What Is Construction Management?
Construction managers, also called general contractors, are responsible for planning, budgeting and supervising construction projects. These professionals generally need a bachelor's degree and related work experience, and the employment outlook for the field is good. Read on to find about more about the job duties, training requirements, job growth and salary potential for this field.
Construction managers attend to the design-related, budgetary and supervisory functions on the job site. They are responsible for estimating project costs, planning budgets and estimating the time required for a project. In addition, they may be responsible for scheduling subcontractors and coordinating their activities, dealing with work delays, solving project problems and ensuring compliance with codes and regulations. They also keep clients up to date with projects and work with other construction professionals, such as engineers and architects.
Construction managers may work in the residential, commercial or industrial areas of the construction industry. According to the U.S. Bureau of Labor Statistics (BLS), there were approximately 403,800 construction managers employed across the country as of 2016, with 38% of them self-employed (www.bls.gov). Popular industries of employment included building construction, specialty trade contracting and heavy and civil engineering construction.
Important Facts About This Occupation
|Key Skills||Time-management skills, planning and problem-solving ability, supervisory and budgeting skills|
|Work Environment||Most work at least full time. Many work in a field office at a construction site.|
|Similar Occupations||Civil engineers, architects, cost estimators|
|Professional Certification||Offered by the Construction Management Association of America and the American Institute of Constructors|
|Median Pay (2018)||$93,370|
|Job Outlook (2016-2026)||11% growth|
Source: U.S. Bureau of Labor Statistics
Education and Training Requirements
Construction management jobs generally require a bachelor's degree related to construction. The BLS reports that more than 100 schools currently offer bachelor's degrees in construction management and related fields. Students in these programs can expect to learn about cost estimation, contract management, statistics, project management, building codes and design. There are also associate's degree programs that may enable some experienced professionals to work in the field. In addition, a high school diploma can sometimes be enough with significant work experience.

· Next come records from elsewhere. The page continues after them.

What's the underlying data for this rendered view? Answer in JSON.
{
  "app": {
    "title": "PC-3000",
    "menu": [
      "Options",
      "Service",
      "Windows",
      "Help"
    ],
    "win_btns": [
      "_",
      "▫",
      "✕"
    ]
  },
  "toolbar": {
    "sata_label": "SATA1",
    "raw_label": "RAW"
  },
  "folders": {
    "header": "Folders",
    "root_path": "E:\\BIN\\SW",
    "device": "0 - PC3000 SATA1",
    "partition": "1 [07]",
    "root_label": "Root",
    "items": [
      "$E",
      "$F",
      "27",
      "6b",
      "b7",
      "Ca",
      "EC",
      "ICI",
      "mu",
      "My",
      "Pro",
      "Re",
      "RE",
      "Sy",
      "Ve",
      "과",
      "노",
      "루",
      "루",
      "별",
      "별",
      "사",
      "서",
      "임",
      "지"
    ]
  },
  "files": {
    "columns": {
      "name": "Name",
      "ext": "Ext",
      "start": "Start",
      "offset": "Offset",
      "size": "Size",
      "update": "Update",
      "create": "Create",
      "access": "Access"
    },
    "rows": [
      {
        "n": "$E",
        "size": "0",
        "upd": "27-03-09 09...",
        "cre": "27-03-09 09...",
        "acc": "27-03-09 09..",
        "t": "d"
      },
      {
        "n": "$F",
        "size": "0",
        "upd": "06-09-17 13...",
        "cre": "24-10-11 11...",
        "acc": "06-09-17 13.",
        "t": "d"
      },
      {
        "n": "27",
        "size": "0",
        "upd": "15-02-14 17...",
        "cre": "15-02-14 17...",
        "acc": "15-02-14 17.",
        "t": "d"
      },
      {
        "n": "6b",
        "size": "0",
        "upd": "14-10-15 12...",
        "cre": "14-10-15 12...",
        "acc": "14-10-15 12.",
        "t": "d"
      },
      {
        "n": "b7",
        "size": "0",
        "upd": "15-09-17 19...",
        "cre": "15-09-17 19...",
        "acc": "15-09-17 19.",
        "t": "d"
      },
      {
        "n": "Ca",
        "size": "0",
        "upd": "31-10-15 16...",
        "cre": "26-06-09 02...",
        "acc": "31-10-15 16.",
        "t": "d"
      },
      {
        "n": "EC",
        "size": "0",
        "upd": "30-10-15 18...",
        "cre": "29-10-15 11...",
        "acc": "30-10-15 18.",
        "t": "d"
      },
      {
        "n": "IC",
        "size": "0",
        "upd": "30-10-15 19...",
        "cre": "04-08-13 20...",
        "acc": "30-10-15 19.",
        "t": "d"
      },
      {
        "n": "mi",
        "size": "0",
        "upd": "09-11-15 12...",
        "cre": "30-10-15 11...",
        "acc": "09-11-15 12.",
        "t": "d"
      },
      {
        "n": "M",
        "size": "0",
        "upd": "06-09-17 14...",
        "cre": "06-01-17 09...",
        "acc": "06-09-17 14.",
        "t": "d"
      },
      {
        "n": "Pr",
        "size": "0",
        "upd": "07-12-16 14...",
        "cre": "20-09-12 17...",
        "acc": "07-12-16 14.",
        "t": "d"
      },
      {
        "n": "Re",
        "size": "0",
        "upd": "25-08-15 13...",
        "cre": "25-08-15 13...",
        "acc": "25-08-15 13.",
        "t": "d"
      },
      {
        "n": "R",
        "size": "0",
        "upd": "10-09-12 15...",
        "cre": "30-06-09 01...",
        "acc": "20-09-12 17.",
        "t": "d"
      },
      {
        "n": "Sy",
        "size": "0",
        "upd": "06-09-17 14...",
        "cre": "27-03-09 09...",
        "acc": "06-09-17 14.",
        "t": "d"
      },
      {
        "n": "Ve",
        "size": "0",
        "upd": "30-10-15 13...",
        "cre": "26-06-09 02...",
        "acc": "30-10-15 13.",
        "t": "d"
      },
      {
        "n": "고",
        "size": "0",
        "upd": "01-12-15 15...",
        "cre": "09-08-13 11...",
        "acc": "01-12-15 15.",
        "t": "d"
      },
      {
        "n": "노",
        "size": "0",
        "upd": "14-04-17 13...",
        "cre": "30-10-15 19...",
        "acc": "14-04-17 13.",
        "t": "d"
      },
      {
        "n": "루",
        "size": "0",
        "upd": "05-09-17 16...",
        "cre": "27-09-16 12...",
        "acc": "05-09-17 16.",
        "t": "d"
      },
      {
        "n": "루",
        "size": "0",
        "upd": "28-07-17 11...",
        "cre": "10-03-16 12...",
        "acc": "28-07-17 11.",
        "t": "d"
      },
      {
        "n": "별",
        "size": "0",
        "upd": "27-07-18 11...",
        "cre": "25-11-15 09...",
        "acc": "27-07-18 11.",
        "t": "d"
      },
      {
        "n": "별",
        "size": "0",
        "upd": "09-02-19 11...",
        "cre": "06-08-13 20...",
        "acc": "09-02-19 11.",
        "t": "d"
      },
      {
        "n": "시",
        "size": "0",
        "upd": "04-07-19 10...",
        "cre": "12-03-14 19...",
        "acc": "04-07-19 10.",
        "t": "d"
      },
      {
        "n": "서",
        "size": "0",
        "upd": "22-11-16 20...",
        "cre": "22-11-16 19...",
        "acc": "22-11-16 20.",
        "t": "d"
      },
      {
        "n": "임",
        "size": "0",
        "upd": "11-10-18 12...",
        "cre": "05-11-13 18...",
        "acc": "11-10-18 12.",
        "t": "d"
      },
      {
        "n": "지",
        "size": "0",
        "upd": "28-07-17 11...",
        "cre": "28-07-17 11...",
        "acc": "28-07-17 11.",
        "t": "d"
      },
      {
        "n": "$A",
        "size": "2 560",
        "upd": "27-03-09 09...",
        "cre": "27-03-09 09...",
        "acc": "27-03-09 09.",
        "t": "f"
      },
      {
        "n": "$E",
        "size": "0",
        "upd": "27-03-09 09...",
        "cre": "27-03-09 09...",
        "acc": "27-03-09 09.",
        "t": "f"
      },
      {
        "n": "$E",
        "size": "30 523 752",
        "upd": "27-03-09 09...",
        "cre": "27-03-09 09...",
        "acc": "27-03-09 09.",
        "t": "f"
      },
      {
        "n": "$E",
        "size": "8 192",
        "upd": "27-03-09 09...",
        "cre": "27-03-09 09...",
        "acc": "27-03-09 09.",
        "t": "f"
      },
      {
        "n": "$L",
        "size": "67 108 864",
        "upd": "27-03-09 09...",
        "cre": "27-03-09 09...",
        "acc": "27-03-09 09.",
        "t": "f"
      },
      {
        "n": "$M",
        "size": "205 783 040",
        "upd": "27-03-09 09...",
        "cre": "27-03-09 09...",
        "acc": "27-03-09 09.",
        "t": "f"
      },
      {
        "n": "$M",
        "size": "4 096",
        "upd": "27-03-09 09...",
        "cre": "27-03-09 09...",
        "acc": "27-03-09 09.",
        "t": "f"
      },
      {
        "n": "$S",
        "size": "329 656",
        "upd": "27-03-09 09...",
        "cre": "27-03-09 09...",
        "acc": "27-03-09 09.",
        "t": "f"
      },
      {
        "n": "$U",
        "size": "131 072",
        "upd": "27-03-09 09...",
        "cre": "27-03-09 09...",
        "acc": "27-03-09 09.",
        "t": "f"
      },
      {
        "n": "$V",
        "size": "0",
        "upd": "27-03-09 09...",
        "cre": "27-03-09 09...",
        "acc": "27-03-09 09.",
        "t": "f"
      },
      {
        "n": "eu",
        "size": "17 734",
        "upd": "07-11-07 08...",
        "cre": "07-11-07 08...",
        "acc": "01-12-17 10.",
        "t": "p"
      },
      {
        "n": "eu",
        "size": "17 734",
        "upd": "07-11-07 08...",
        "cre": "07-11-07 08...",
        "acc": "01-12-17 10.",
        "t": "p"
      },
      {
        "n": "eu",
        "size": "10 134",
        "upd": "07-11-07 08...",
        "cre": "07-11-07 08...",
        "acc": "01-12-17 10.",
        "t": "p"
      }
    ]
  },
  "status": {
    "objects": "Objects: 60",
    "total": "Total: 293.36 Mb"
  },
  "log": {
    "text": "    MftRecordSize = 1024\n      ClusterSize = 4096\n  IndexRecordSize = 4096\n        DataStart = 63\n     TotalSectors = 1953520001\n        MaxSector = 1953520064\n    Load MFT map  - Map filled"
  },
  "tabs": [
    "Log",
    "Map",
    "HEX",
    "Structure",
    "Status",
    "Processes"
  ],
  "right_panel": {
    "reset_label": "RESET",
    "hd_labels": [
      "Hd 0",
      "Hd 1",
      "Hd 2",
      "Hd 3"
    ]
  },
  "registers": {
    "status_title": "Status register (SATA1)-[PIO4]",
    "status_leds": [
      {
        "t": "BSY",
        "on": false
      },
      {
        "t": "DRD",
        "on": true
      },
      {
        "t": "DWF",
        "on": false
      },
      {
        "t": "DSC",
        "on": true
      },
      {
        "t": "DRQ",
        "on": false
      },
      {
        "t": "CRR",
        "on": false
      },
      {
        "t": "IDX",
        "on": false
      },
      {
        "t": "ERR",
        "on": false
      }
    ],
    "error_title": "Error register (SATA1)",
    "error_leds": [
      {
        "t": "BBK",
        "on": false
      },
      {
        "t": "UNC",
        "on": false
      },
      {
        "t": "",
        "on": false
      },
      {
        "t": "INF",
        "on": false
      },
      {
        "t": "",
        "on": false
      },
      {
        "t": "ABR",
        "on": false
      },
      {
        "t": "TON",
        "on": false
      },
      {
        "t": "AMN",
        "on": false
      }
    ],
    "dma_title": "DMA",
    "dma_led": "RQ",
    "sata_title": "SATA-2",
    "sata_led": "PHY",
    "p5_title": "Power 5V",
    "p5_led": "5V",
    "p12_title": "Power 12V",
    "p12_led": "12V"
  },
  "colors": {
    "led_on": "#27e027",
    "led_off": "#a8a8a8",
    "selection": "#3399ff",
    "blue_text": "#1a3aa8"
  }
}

Employment Outlook and Salary Information
According to the BLS, the construction management field is expected to experience faster-than-average growth between 2016 and 2026, with a projected 11% increase in the number of people employed. Due to population growth, the need for additional residential buildings, homes, schools, office buildings and more is expected to grow. This should create many job openings for construction managers.
Numerous openings are also expected to arise as experienced construction managers retire or individuals currently employed in the field move out of the industry. By 2026, an estimated 448,600 construction managers will be in the work force. The most qualified candidates are likely to have a strong educational background, significant work experience and expert knowledge of building technology.
The BLS reported in May 2018 that construction managers earned a median salary of $93,370. While the bottom 10% of workers earned $55,240 or less at that time, the top 10% of workers earned $161,510 or more.